The lost profits recoverable for patent infringement do not stop at the water’s edge, the Supreme Court held recently. In its 7-2 decision in WesternGeco, LLC v. ION Geophysical, the Court ruled that a patent owner may recover lost foreign profits for domestic acts of infringement under 35 U.S.C. §271(f)(2).
The case arrived at the Court after a divided U.S. Court of Appeals for the Federal Circuit reversed a district court jury award of $93.4 million in lost profits to WesternGeco, based on 10 contracts for marine seismic surveys performed by ION’s customers in international waters.
Writing for the Court, Justice Clarence Thomas said the exportation from the U.S. of components of a patented invention, to be assembled abroad, involves “domestic” conduct that §271(f)(2) seeks to regulate. Having established domestic infringement in this way, the patentee’s remedy flows from §284 in any appropriate form, including lost profits.

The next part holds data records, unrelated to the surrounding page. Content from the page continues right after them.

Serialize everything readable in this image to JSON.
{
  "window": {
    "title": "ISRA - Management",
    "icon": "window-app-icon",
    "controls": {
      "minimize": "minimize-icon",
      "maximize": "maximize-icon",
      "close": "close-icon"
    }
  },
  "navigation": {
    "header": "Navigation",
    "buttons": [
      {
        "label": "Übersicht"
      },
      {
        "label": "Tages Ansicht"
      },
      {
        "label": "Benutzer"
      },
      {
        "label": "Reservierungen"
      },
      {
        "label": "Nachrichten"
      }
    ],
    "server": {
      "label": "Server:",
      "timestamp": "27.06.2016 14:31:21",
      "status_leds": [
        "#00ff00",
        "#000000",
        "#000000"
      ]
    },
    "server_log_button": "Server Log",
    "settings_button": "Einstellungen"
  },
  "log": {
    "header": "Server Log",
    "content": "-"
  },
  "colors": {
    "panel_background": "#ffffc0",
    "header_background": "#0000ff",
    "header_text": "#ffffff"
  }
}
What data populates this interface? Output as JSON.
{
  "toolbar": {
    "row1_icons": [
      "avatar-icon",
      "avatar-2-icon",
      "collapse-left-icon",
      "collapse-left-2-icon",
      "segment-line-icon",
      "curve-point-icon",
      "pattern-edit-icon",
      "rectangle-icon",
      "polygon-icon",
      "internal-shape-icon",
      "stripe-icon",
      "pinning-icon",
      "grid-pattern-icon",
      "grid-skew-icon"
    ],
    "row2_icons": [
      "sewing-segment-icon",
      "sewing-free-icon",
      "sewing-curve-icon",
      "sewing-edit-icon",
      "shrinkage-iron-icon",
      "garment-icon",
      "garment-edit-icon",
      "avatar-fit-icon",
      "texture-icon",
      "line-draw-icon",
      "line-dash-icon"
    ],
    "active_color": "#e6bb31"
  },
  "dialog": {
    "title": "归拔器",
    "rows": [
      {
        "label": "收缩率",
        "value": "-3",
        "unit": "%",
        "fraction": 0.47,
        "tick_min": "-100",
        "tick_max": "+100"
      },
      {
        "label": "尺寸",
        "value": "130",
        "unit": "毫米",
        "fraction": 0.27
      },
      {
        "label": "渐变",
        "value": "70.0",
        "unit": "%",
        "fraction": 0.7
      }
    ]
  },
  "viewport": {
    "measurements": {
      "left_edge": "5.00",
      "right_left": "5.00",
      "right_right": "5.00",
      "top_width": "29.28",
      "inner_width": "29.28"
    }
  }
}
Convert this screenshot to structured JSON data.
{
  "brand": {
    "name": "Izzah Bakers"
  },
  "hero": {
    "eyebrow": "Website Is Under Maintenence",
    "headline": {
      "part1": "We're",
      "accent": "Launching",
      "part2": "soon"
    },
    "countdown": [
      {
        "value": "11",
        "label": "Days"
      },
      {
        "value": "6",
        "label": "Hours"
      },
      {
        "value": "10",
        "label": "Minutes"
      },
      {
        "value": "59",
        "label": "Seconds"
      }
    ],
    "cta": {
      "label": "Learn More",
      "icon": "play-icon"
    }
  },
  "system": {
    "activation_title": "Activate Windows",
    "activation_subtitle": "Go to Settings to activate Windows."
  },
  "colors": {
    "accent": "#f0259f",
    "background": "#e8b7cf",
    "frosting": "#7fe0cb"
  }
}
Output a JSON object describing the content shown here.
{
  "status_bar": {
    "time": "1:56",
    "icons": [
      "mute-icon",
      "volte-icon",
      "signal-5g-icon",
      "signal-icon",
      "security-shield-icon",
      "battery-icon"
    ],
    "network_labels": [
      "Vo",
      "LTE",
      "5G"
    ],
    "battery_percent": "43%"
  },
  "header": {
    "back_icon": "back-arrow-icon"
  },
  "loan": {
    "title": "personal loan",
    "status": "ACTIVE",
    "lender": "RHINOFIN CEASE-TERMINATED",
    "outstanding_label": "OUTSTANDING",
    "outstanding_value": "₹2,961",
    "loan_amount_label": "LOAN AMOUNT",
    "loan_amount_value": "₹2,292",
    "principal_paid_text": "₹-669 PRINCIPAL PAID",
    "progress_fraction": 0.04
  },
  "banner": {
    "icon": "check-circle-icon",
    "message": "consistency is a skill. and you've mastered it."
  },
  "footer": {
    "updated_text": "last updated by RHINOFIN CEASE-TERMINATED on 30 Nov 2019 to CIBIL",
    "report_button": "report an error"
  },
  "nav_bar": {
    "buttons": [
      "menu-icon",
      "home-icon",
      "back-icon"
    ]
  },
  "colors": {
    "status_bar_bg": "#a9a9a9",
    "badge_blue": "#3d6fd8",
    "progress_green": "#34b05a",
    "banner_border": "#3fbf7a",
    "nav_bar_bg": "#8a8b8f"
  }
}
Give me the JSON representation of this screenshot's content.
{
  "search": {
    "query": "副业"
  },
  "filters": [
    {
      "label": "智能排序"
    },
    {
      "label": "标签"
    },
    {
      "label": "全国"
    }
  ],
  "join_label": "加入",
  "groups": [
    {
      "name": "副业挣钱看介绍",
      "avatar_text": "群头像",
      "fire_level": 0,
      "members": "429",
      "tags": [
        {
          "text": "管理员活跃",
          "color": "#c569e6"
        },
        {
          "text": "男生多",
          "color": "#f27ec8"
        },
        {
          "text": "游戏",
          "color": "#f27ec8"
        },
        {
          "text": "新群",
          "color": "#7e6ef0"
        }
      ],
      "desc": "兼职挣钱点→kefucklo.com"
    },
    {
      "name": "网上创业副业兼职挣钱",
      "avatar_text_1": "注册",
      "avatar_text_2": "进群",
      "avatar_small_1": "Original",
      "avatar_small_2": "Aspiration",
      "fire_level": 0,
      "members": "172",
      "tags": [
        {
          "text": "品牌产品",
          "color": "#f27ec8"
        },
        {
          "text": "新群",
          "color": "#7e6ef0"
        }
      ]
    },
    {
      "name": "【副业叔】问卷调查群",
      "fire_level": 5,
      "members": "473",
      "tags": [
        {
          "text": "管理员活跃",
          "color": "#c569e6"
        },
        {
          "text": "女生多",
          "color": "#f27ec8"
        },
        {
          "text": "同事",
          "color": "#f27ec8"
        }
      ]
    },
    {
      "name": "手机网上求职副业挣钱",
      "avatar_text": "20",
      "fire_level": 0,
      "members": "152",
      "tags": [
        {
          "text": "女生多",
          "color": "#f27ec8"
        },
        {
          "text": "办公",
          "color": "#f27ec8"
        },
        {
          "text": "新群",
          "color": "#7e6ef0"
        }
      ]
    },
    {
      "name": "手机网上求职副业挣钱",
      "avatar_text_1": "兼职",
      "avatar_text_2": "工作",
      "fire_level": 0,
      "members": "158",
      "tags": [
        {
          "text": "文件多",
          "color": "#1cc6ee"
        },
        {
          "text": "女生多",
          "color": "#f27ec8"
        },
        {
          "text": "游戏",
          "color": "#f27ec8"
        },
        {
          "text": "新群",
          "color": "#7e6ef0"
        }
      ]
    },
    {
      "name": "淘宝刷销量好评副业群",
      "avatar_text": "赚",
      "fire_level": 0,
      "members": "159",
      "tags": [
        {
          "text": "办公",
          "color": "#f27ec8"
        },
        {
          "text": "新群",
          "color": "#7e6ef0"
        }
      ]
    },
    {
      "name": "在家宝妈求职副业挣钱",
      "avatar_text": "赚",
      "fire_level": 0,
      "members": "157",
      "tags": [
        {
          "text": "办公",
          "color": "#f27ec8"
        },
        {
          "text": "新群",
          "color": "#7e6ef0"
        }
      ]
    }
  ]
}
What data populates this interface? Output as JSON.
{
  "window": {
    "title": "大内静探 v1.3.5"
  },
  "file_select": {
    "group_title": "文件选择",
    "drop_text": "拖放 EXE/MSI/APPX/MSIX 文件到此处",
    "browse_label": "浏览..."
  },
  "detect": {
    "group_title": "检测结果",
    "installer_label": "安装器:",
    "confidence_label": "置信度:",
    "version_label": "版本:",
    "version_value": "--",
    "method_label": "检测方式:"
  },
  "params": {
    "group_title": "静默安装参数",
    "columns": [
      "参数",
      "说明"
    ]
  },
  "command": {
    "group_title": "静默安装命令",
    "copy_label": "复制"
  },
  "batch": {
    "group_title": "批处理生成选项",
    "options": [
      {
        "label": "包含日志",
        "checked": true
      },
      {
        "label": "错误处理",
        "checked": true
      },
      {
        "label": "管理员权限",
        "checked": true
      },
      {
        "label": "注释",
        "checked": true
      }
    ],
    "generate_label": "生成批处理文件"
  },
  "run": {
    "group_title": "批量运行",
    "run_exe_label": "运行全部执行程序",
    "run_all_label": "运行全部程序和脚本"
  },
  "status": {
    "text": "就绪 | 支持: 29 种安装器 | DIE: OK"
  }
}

“The overseas events were merely incidental to the infringement,” Thomas wrote.
The majority emphasized that its decision was a narrow one, and it did not address ancillary issues, such as the availability of lost profits damages due to extraterritorial inducement, or "the extent to which other doctrines, such as proximate cause, could limit or preclude damages in [this or other] cases.”